Mme Martin parle de l’hôpital avec fierté. Le poste qu’elle occupe depuis près de six mois est un grand défi pour elle. Bien qu’elle ait été infirmière-chef à l’Hôpital Douglas pendant 11 ans, elle devra manifestement adapter sa gestion à HRDP, puisque cet établissement se spécialise dans la santé mentale des enfants.
Sa formation en psychologie—elle est aussi détentrice d’un baccalauréat en soins infirmiers et d’une maîtrise en administration des affaires—devrait la sensibiliser à la pédopsychiatrie, puisqu’elle y a étudié le développement des enfants.
Un pôle pédopsychiatrique unique au Québec
Mme Martin croit que son établissement n’est pas seulement unique en raison de sa spécialité en pédopsychiatrique. En effet, elle soutient que la façon dont la recherche y est menée l’est tout autant.
« On part des questionnements cliniques de la base pour produire nos projets de recherche. Ça, je pense que c’est ce qu’il y a de plus intéressant parce que ça rapporte à notre clientèle. Les chercheurs travaillent étroitement avec les employés sur le terrain », affirme-t-elle. Pas de place pour le travail en vase clos.
Parmi les spécificités de l’HRDP, notons son centre d’excellence en troubles envahissants, reconnu partout au Québec.
« On aimerait bien être reconnus comme un centre d’excellence national en autisme, annonce la gestionnaire comme prochain créneau d’expertise que son établissement désire obtenir.
« Nous voulons être les chefs de file en pédopsychiatrie au Québec. On veut pouvoir exporter notre expertise, soutenir nos partenaires et les différentes régions [du Québec]. »
Elle souligne que l’HRDP est déjà connu dans la francophonie pour la qualité de ses recherches. Ailleurs au Canada, seul un hôpital pour enfants de Toronto loge à la même enseigne que l’institution prairivoise en matière de traitements de pointe.
Une équipe chevronnée
La directrice générale croit que la diversité de ses équipes de travail est un atout. « Ici, on a vraiment une équipe extraordinaire de professionnels de tous les types d’emplois : on a des psychologues, des neuropsychologues, des infirmières, des kinésiologues, des ergothérapeutes, des éducateurs. Vraiment, on a la crème de la crème comme professionnels, donc toutes les raisons possibles pour réussir […] ce qu’on veut faire », dit-elle.

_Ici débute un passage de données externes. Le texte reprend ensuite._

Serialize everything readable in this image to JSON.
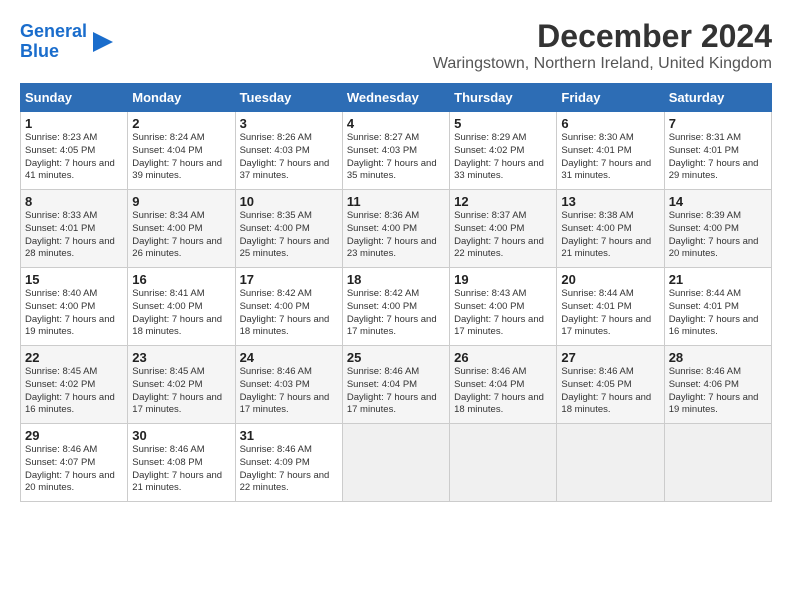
{
  "logo": {
    "line1": "General",
    "line2": "Blue"
  },
  "title": "December 2024",
  "subtitle": "Waringstown, Northern Ireland, United Kingdom",
  "days_of_week": [
    "Sunday",
    "Monday",
    "Tuesday",
    "Wednesday",
    "Thursday",
    "Friday",
    "Saturday"
  ],
  "weeks": [
    [
      {
        "day": "1",
        "info": "Sunrise: 8:23 AM\nSunset: 4:05 PM\nDaylight: 7 hours\nand 41 minutes."
      },
      {
        "day": "2",
        "info": "Sunrise: 8:24 AM\nSunset: 4:04 PM\nDaylight: 7 hours\nand 39 minutes."
      },
      {
        "day": "3",
        "info": "Sunrise: 8:26 AM\nSunset: 4:03 PM\nDaylight: 7 hours\nand 37 minutes."
      },
      {
        "day": "4",
        "info": "Sunrise: 8:27 AM\nSunset: 4:03 PM\nDaylight: 7 hours\nand 35 minutes."
      },
      {
        "day": "5",
        "info": "Sunrise: 8:29 AM\nSunset: 4:02 PM\nDaylight: 7 hours\nand 33 minutes."
      },
      {
        "day": "6",
        "info": "Sunrise: 8:30 AM\nSunset: 4:01 PM\nDaylight: 7 hours\nand 31 minutes."
      },
      {
        "day": "7",
        "info": "Sunrise: 8:31 AM\nSunset: 4:01 PM\nDaylight: 7 hours\nand 29 minutes."
      }
    ],
    [
      {
        "day": "8",
        "info": "Sunrise: 8:33 AM\nSunset: 4:01 PM\nDaylight: 7 hours\nand 28 minutes."
      },
      {
        "day": "9",
        "info": "Sunrise: 8:34 AM\nSunset: 4:00 PM\nDaylight: 7 hours\nand 26 minutes."
      },
      {
        "day": "10",
        "info": "Sunrise: 8:35 AM\nSunset: 4:00 PM\nDaylight: 7 hours\nand 25 minutes."
      },
      {
        "day": "11",
        "info": "Sunrise: 8:36 AM\nSunset: 4:00 PM\nDaylight: 7 hours\nand 23 minutes."
      },
      {
        "day": "12",
        "info": "Sunrise: 8:37 AM\nSunset: 4:00 PM\nDaylight: 7 hours\nand 22 minutes."
      },
      {
        "day": "13",
        "info": "Sunrise: 8:38 AM\nSunset: 4:00 PM\nDaylight: 7 hours\nand 21 minutes."
      },
      {
        "day": "14",
        "info": "Sunrise: 8:39 AM\nSunset: 4:00 PM\nDaylight: 7 hours\nand 20 minutes."
      }
    ],
    [
      {
        "day": "15",
        "info": "Sunrise: 8:40 AM\nSunset: 4:00 PM\nDaylight: 7 hours\nand 19 minutes."
      },
      {
        "day": "16",
        "info": "Sunrise: 8:41 AM\nSunset: 4:00 PM\nDaylight: 7 hours\nand 18 minutes."
      },
      {
        "day": "17",
        "info": "Sunrise: 8:42 AM\nSunset: 4:00 PM\nDaylight: 7 hours\nand 18 minutes."
      },
      {
        "day": "18",
        "info": "Sunrise: 8:42 AM\nSunset: 4:00 PM\nDaylight: 7 hours\nand 17 minutes."
      },
      {
        "day": "19",
        "info": "Sunrise: 8:43 AM\nSunset: 4:00 PM\nDaylight: 7 hours\nand 17 minutes."
      },
      {
        "day": "20",
        "info": "Sunrise: 8:44 AM\nSunset: 4:01 PM\nDaylight: 7 hours\nand 17 minutes."
      },
      {
        "day": "21",
        "info": "Sunrise: 8:44 AM\nSunset: 4:01 PM\nDaylight: 7 hours\nand 16 minutes."
      }
    ],
    [
      {
        "day": "22",
        "info": "Sunrise: 8:45 AM\nSunset: 4:02 PM\nDaylight: 7 hours\nand 16 minutes."
      },
      {
        "day": "23",
        "info": "Sunrise: 8:45 AM\nSunset: 4:02 PM\nDaylight: 7 hours\nand 17 minutes."
      },
      {
        "day": "24",
        "info": "Sunrise: 8:46 AM\nSunset: 4:03 PM\nDaylight: 7 hours\nand 17 minutes."
      },
      {
        "day": "25",
        "info": "Sunrise: 8:46 AM\nSunset: 4:04 PM\nDaylight: 7 hours\nand 17 minutes."
      },
      {
        "day": "26",
        "info": "Sunrise: 8:46 AM\nSunset: 4:04 PM\nDaylight: 7 hours\nand 18 minutes."
      },
      {
        "day": "27",
        "info": "Sunrise: 8:46 AM\nSunset: 4:05 PM\nDaylight: 7 hours\nand 18 minutes."
      },
      {
        "day": "28",
        "info": "Sunrise: 8:46 AM\nSunset: 4:06 PM\nDaylight: 7 hours\nand 19 minutes."
      }
    ],
    [
      {
        "day": "29",
        "info": "Sunrise: 8:46 AM\nSunset: 4:07 PM\nDaylight: 7 hours\nand 20 minutes."
      },
      {
        "day": "30",
        "info": "Sunrise: 8:46 AM\nSunset: 4:08 PM\nDaylight: 7 hours\nand 21 minutes."
      },
      {
        "day": "31",
        "info": "Sunrise: 8:46 AM\nSunset: 4:09 PM\nDaylight: 7 hours\nand 22 minutes."
      },
      null,
      null,
      null,
      null
    ]
  ]
}
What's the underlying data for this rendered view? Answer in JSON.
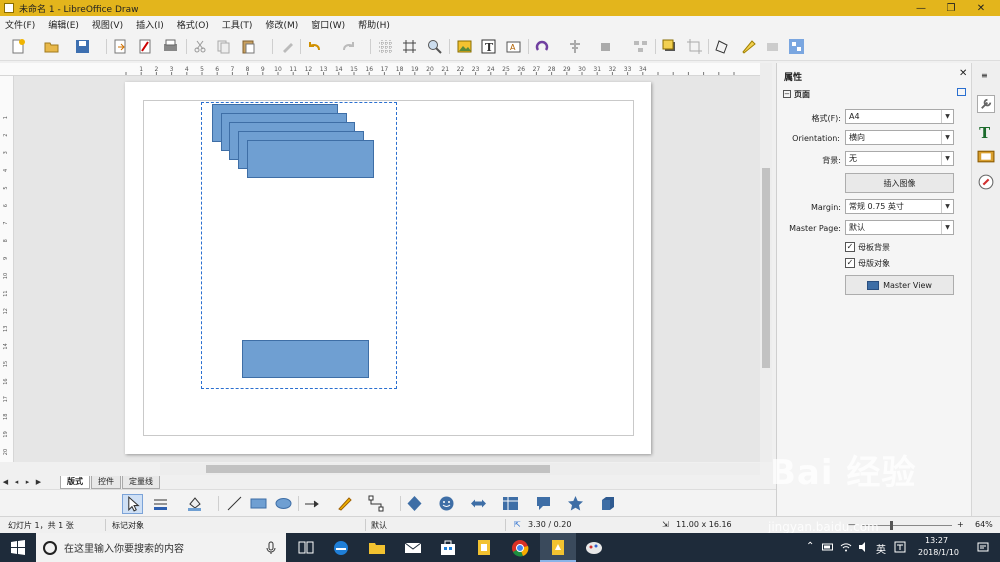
{
  "window": {
    "title": "未命名 1 - LibreOffice Draw"
  },
  "menu": [
    "文件(F)",
    "编辑(E)",
    "视图(V)",
    "插入(I)",
    "格式(O)",
    "工具(T)",
    "修改(M)",
    "窗口(W)",
    "帮助(H)"
  ],
  "ruler_labels": [
    "1",
    "2",
    "3",
    "4",
    "5",
    "6",
    "7",
    "8",
    "9",
    "10",
    "11",
    "12",
    "13",
    "14",
    "15",
    "16",
    "17",
    "18",
    "19",
    "20",
    "21",
    "22",
    "23",
    "24",
    "25",
    "26",
    "27",
    "28",
    "29",
    "30",
    "31",
    "32",
    "33",
    "34"
  ],
  "vruler_labels": [
    "1",
    "2",
    "3",
    "4",
    "5",
    "6",
    "7",
    "8",
    "9",
    "10",
    "11",
    "12",
    "13",
    "14",
    "15",
    "16",
    "17",
    "18",
    "19",
    "20"
  ],
  "tabs": {
    "layout": "版式",
    "controls": "控件",
    "dimension": "定量线"
  },
  "status": {
    "slide": "幻灯片 1，共 1 张",
    "mode": "标记对象",
    "master": "默认",
    "position": "3.30 / 0.20",
    "size": "11.00 x 16.16",
    "zoom": "64%"
  },
  "sidebar": {
    "title": "属性",
    "section": "页面",
    "format_label": "格式(F):",
    "format_value": "A4",
    "orientation_label": "Orientation:",
    "orientation_value": "横向",
    "background_label": "背景:",
    "background_value": "无",
    "insert_image": "插入图像",
    "margin_label": "Margin:",
    "margin_value": "常规 0.75 英寸",
    "master_page_label": "Master Page:",
    "master_page_value": "默认",
    "master_bg": "母板背景",
    "master_obj": "母版对象",
    "master_view": "Master View"
  },
  "taskbar": {
    "search_placeholder": "在这里输入你要搜索的内容",
    "ime": "英",
    "time": "13:27",
    "date": "2018/1/10"
  },
  "watermark": {
    "brand": "Bai 经验",
    "url": "jingyan.baidu.com"
  },
  "colors": {
    "title_bar": "#e3b51c",
    "shape_fill": "#6f9fd2",
    "shape_border": "#3e6ea6",
    "selection": "#2a6fd0"
  }
}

Ses employés ont surtout, selon elle, les qualités qui leur permettent d’interagir avec sollicitude avec les patients.
« C’est inné chez nos professionnels de vouloir aider ces familles et ces enfants-là. C’est très touchant, confie-t-elle. Ils ne sont pas du tout dérangés d’avoir les enfants turbulents dans leur cafétéria. C’est quelque chose qui m’a frappé et que je n’ai pas vu nulle part d’autre dans le réseau de la santé. »
« On a vraiment développement une expertise clinique, mais une expertise humaine, ajoute-t-elle. C’est ce qui motive à vouloir développer davantage Rivière-des-Prairies. »
L’un des projets sur lequel planchent la gestionnaire et ses employés concerne la refonte de l’offre de services aux patients. Un plan devrait d’ailleurs être déposé au conseil d’administration de l’hôpital en novembre.
« On va mieux encadrer l’offre de services par rapport à la deuxième et à la troisième lignes », laisse-t-elle savoir. Les soins de ces lignes sont dispensés par des spécialistes, tandis que ceux de première ligne le sont à l’urgence ou chez son médecin de famille.
L’HRDP veut, en d’autres termes, surtout devenir un hôpital de troisième ligne, donc très spécialisé, tout en ne négligeant pas les soins de deuxième ligne pour aider les hôpitaux qui ne possèdent pas de services de psychiatrie.
Il veut aussi éviter l’étiolement des différentes expertises pédopsychiatriques. Comme l’Hôpital Sainte-Justine a une expertise en troubles alimentaires, on va la leur laisser, donne Mme Martin en exemple.
Si, « antérieurement, les établissements de santé travaillaient beaucoup en silos », ce n’est plus le cas aujourd’hui.